How to move House

Having recently moved house I now feel the need to offload my vast wisdom on the subject.  Maybe it will be of use to someone.

  1. You need an estate agent. Some people manage without. I wish we had taken the option of not having one. They really are the spawn of Satan. You pay them vast amounts of money from the proceeds of your sale. They do precisely nothing. Ok they do something. They put your house on Rightmove with some photos and boring description. This is all they do. They are bare faced liars. To gain you as a client they will say anything. They are good a this sales pitch part. They come into your home and compliment you on your sofas even though they are ancient and chewed to bits by the cat. They are like your best friend. You feel like you have known them for years. They promise you your house will sell like a hot cake and it is worth massive amounts of money. Incidentally, I have never bought a hot cake? Has anyone? Weeks will pass and nothing will happen. You hear nothing from them. You phone them and ask what is going on. Apparently nobody likes your house. Nobody likes your street. Your house has no interest. They arrange an open day which is attended by two sets of buy to letters who make snooty comments and then don’t buy it. More weeks pass. No viewings. The estate agent comes round and suggests you lower the price. He seems to have forgotten that he recommended the price in the first place.
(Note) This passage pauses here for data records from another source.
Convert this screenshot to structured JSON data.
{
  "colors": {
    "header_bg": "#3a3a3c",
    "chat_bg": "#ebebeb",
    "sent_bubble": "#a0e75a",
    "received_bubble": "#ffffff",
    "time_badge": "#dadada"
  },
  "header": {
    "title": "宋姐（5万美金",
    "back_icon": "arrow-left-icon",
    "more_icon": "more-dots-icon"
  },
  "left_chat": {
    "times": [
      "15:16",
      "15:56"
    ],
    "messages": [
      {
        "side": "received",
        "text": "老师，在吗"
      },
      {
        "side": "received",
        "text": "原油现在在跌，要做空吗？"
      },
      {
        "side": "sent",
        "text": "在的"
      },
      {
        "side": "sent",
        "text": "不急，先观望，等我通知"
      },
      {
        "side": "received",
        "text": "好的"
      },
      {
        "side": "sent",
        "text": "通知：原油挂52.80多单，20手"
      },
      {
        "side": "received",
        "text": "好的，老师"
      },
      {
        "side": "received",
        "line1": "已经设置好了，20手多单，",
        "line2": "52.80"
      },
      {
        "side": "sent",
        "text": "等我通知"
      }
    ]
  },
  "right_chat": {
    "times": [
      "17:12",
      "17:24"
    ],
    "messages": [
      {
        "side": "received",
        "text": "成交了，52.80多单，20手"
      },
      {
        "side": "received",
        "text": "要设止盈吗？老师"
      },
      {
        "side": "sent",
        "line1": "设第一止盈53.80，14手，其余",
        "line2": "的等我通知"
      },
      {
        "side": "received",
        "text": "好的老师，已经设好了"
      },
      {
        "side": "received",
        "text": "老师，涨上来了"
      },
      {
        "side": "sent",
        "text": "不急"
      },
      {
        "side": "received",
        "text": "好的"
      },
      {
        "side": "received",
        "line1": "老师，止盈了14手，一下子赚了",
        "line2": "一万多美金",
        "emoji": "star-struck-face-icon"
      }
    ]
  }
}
He now says your house is virtually unsaleable and is tired. Oh what a change of tune from the first meeting.  The lowered price causes a rush of interest. Still no offers. They don’t like the view. They don’t like the garden. They don’t like the lack of allocated parking space. The main estate agent gives up on you.  You are phoned at intervals by a girl who sounds like she is on helium and repeats what she said last time she phoned.  She affects a fake cheery tone that makes her sound quite mad.  Eventually, an offer is received from a naive first time buyer.
  2. You need a solicitor. Solicitors vary massively. Don’t use the cheapest because they will take forever and be uncontactable. I chose a local one who turned out to be quite efficient though slow. I was much more pleased with the solicitor than the estate agent. She periodically sent me the results of searches which are bizarre things like maps of your septic tank and a note of all wells in the area. The obtaining of searches takes an age because they are received from the council who work on Biblical time. It took five months from the date of my offer for the sale to complete. You have to wait for the mysterious exchange to happen which was often promised but always delayed. This was because of problems higher up the chain because their solicitors could not get their act together. Once exchange has happened the move can be very swift, even just a few days.
  3. You need to find a new house to live in. Everything happens on Rightmove nowadays so you spend hours scrolling through properties. You drive out to see them and find out they are on a major A road or next to an electricity generating station or somebody has the right of access to drive across your property whenever they feel like it. There is always something. There is no such thing as a bargain any more. You look at wrecks of farmhouses and imagine yourself doing them up into dream homes. You then remember you can barely screw in a light bulb and abandon this dream. Eventually you find the right place. In my case it was a Methodist chapel conversion. All the slog had already been done. Result at last.
  4. If you have as much stuff as me you probably need a removal company. They also vary. Some are polite and professional. Some are hideous and suck their teeth in and tut when they see all your stuff. Sack off the rude ones. We ended up with quite a nice company who did it at short notice with good cheer and efficiency.
  5. Don’t forget to inform all your utilities. If you don’t you will realise to late that all your direct debits are still active and they will just keep taking the money until you cancel them.
  6. You finally get to move in. You can’t believe it has finally happened. You wander round your new home marvelling at everything. It all feels strange and will take a long time to get used to but it is so worth it.
  7. Remember: all good things come to those who wait.